The matchbox is as close to a pure commodity as a manufactured good can get. Nobody has a favourite brand. Nobody compares options before buying. You pick up whichever box is nearest, pay ₹2–3, and forget about it immediately. This is what economists call a market with near-zero pricing power, where producers cannot charge more without losing customers instantly, because the product is completely interchangeable and substitutes are everywhere.
And yet, the matchbox dominated Indian households for over a century, largely through one company — WIMCO (The Western India Match Company) which controlled supply and distribution across the country in a near-monopoly that textbooks would neatly classify then move on from. The real story is messier and more interesting: WIMCO didn’t fall to regulation or a government takeover. It was slowly, quietly defeated by a ₹10 plastic lighter.

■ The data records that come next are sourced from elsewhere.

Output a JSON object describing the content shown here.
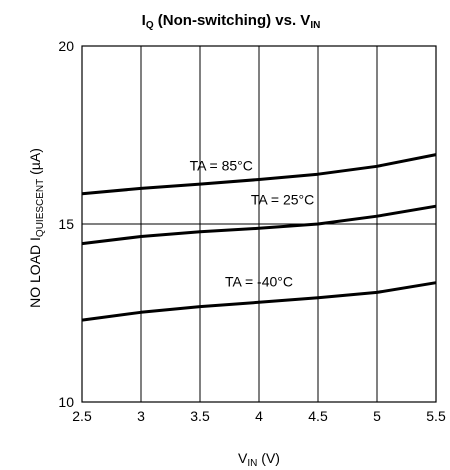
{
  "chart_data": {
    "type": "line",
    "title": {
      "main": "I",
      "main_sub": "Q",
      "rest": " (Non-switching) vs. V",
      "rest_sub": "IN"
    },
    "xlabel": {
      "main": "V",
      "sub": "IN",
      "rest": " (V)"
    },
    "ylabel": {
      "main": "NO LOAD I",
      "sub": "QUIESCENT",
      "rest": " (µA)"
    },
    "xlim": [
      2.5,
      5.5
    ],
    "ylim": [
      10,
      20
    ],
    "x_ticks": [
      "2.5",
      "3",
      "3.5",
      "4",
      "4.5",
      "5",
      "5.5"
    ],
    "y_ticks": [
      "10",
      "15",
      "20"
    ],
    "y_reference_line": 15,
    "grid": "vertical",
    "series": [
      {
        "name": "TA = 85°C",
        "x": [
          2.5,
          3.0,
          3.5,
          4.0,
          4.5,
          5.0,
          5.5
        ],
        "y": [
          15.85,
          16.0,
          16.12,
          16.25,
          16.4,
          16.62,
          16.95
        ]
      },
      {
        "name": "TA = 25°C",
        "x": [
          2.5,
          3.0,
          3.5,
          4.0,
          4.5,
          5.0,
          5.5
        ],
        "y": [
          14.45,
          14.65,
          14.78,
          14.88,
          15.0,
          15.22,
          15.5
        ]
      },
      {
        "name": "TA = -40°C",
        "x": [
          2.5,
          3.0,
          3.5,
          4.0,
          4.5,
          5.0,
          5.5
        ],
        "y": [
          12.3,
          12.52,
          12.68,
          12.8,
          12.93,
          13.08,
          13.35
        ]
      }
    ],
    "annotations": [
      {
        "text": "TA = 85°C",
        "x": 3.68,
        "y": 16.5
      },
      {
        "text": "TA = 25°C",
        "x": 4.2,
        "y": 15.55
      },
      {
        "text": "TA = -40°C",
        "x": 4.0,
        "y": 13.25
      }
    ],
    "line_color": "#000000"
  }
}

That lighter is the matchbox’s greatest economic nemesis. It is a classic case of a substitute good so superior in convenience that it should have made matchboxes extinct by now. And yet the matchbox survives. It lights the morning agarbatti, sparks the kitchen stove during a gas hiccup, lights candles and so on.
This is behavioural economics at its most human. Habit, ritual, and familiarity keep economically “weaker” products alive long past the point rational theory would predict their death.
There is also a geography lesson buried inside that small cardboard box. Nearly 80% of India’s matches come from Sivakasi, Tamil Nadu. It’s a single town that built an entire industrial identity around matches, fireworks, and printing. It is a textbook case of economic clustering, where production concentrates in one place and an entire community’s livelihood depends on a product that costs less than a samosa.
And the price? A matchbox cost ₹1 in the 1990s. It costs ₹2–3 today. In a country where almost everything else has tripled or quadrupled in price, this near-stagnation is extraordinary. Producers have quietly absorbed decades of cost increases because they cannot pass them on. The moment the price rises meaningfully, consumers switch to a lighter and never look back. That is the brutal arithmetic of high price elasticity.
The matchbox does not ask to be noticed. It never has. But inside that small, unremarkable box is an entire economic biography of monopoly and slow decline, of a town built on an industry fading away, of a price that defied inflation, and of a product that logic says should be gone, but habit keeps alive.
“The matchbox did not survive the modern economy by being better. It survived by being familiar. In economics, familiarity is often worth more than efficiency.”